As palavras têm
força
Adriana
Soares Dutra
Hemerson
Luiz Pase
Umberto
Eco disse uma vez que quando a humanidade perde uma língua, perde
algo que nem conhece. O brilhante autor se referia a possibilidade do
extermínio de tribos africanas fazer desaparecer as pessoas e a sua
língua. As palavras, os jargões, as gírias têm muita força pois
traduzem coisas, materializam ideias, valores e concepções de
mundo. Existem áreas onde isso é ainda mais evidente, como nas
políticas públicas. Quanta disputa retórica e discursiva ocorre
entre uma eleição e a efetivação de uma política pública? E
depois, quanta discussão ocorre sobre seus resultados, sobre sua
eficiência, eficácia e efetividade, sobre o público ao qual a
política se destina?
A
concepção que afirma o papel das ideias, dos valores e dos
argumentos nas políticas públicas é sistematicamente utilizada
para explicar resultados, seja acionando pesquisadores renomados,
seja tencionando a partir de valores morais religiosos.
Não
obstante, existem algumas áreas de políticas públicas onde essas
disputas pela 'palavra' se dão a partir da tentativa e erro em
oposição ao tencionamento de valores e, muitas vezes, até de
pesquisas, essa área é o meio ambiente. Como prever ou antecipar os
resultados de uma ação de preservação ambiental sem que um
desastre irrompa, nos afrontando? Essa é uma das grandes lições
que os acontecimentos em Mariana (2015) e em Brumadinho (2019)
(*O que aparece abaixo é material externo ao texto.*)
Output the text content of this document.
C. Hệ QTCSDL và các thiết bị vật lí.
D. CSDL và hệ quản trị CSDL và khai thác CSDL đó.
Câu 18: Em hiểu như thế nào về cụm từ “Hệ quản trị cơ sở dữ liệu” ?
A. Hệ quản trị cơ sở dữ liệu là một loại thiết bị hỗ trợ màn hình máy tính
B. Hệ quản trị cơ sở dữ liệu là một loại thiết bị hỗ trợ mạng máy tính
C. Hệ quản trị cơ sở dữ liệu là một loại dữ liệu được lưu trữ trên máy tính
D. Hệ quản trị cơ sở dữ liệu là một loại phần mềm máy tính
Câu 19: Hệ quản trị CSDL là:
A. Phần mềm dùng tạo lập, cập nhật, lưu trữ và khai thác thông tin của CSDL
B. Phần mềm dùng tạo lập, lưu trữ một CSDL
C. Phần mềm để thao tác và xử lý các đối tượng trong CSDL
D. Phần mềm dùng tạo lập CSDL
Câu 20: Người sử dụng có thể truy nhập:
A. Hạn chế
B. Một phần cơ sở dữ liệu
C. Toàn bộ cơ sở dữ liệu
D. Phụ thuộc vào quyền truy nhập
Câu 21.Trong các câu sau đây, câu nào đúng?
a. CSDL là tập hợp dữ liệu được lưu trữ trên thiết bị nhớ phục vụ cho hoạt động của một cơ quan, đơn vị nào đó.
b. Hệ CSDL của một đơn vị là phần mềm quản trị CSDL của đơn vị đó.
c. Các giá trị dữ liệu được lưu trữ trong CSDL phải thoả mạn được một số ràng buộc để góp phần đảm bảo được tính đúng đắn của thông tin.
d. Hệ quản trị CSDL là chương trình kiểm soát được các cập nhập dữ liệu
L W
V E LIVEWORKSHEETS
insistem em fazer notar. Qual o limite que uma empresa tem para
explorar a natureza? Qual o limite da natureza? Até aonde ela pode
suportar?
Considerando
que a história possibilita o aprendizado perguntamos, será possível
ainda negligenciar o investimento em prevenção e preparação? Se o
risco não aparece, ele não está presente na disputa discursiva e
retórica, se não está presente não pode ser antecipado, se não
pode ser antecipado nos destrói.
Quando o desastre
emerge e já não se torna possível adotar a estratégia de
silenciamento, normalmente a preferida dos representantes dos
segmentos dominantes, observa-se uma cuidadosa seleção sobre o que
e como dizer.
A
evidência da importância das palavras é perfeitamente observável
na disputa por termos como: tragédia x desastre, desastre natural x
desastre ambiental, zonas de atenção x áreas de risco, acidente
industrial x crime ambiental. As empresas que exploram o meio
ambiente diretamente como grandes hidrelétricas, mineradoras,
petrolíferas, do setor do agronegócio, todas disputam diuturnamente
as palavras e seu conteúdo.
Este
é o grande problema: o risco nunca é avaliado e as medidas
protetivas não são perfeitamente adotadas até a emergência do
desastre. Para justificar este posicionamento, o qual envolve
aspectos econômicos e políticos, a produção do discurso se
apresenta de maneira bastante eficaz, produzindo consensos e
apaziguando ânimos. Sempre é possível ir mais longe, já que não
há evidência da tragédia. Os casos de Mariana e de Brumadinho,
ambos envolvendo a empresa Vale, mostram que depois do impacto
aparecem evidências de que existiam riscos que foram relativizados
discursivamente.
Em reportagem do
Jornal Folha de São Paulo, de 13 de fevereiro de 2019, a empresa
nega que tenha havido apontamento de risco de rompimento iminente da
Barragem de Brumadinho por parte dos técnicos que desenvolveram o
estudo. Optaram por falar em "zonas de atenção" e
"cenários hipotéticos", distanciando-se do desastre que
se produzia em ritmo acelerado. A escolha dos termos revela, em
última instância, a ausência de medidas que poderiam ser tomadas
para a proteção das pessoas, incluindo os trabalhadores da própria
Vale, caso o risco fosse realmente enfrentado.
Em uma outra
perspectiva, o que ocorreu em Brumadinho, três anos depois de
Mariana, não pode ser compreendido como incidente, acidente ou
eventualidade. Constituem-se em crimes ambientais, produtores de
verdadeiros desastres, com consequências nefastas, especialmente
para os segmentos mais pobres da população. Sustentados por
decisões pautadas em interesses políticos e econômicos, revelam a
sobreposição do lucro em detrimento do valor da vida e a hegemonia
do desenvolvimento neoextrativista, a partir do qual não há limites
para a exploração dos recursos naturais, como defende o professor
Henri Acselrad. Compreender esta lógica é também disputar o
discurso, o poder das palavras e suas intenções, porém sob a ótica
dos atingidos.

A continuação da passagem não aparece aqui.